Dasar Normatif: Ijma dan Qiyas dalam Sejarah Fiqh
Sejak awal, para ulama ushul fiqh menegaskan bahwa selain Al-Qur’an dan Sunnah, ada perangkat penting dalam menetapkan hukum: ijma dan qiyas. Imam al-Syafi‘i dalam al-Risalah menulis, “Tidak ada yang boleh berkata tentang sesuatu itu halal atau haram kecuali dengan ilmu, dan jalan menuju ilmu adalah melalui Kitab Allah, Sunnah Rasul, Ijma, dan Qiyas.”
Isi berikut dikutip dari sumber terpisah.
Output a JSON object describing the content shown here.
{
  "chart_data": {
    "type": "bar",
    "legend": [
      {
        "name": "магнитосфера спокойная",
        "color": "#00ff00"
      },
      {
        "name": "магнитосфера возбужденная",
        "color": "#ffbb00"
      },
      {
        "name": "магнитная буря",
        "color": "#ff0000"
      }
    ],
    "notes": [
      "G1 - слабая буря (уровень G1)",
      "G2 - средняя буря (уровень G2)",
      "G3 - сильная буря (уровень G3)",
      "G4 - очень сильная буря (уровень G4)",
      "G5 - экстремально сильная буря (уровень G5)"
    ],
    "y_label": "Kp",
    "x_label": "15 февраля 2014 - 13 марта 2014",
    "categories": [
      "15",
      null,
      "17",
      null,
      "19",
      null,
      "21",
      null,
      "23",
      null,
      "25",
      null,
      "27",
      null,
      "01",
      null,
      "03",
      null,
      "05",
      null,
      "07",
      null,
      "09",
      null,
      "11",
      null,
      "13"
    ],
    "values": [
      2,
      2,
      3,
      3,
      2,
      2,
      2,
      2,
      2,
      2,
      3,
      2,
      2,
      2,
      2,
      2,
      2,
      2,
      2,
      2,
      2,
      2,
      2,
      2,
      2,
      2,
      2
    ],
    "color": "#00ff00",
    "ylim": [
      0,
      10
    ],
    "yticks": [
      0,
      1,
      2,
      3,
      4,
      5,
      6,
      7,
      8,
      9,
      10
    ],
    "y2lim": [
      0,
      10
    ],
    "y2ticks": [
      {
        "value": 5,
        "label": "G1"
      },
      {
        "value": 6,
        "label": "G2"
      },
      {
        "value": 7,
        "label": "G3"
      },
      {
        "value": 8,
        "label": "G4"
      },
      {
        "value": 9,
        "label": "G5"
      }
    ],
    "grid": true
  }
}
Al-Ghazali dalam al-Mustashfa juga menegaskan bahwa qiyas adalah sarana menghubungkan hukum baru dengan hukum lama berdasarkan ‘illat (alasan hukum). Tanpa itu, fiqh akan kaku dan sulit menjawab problem kehidupan. Ibn Hazm, meski mengkritik qiyas dalam al-Ihkam fi Usul al-Ahkam, tetap mengakui peran ijma sebagai landasan kokoh kesepakatan umat.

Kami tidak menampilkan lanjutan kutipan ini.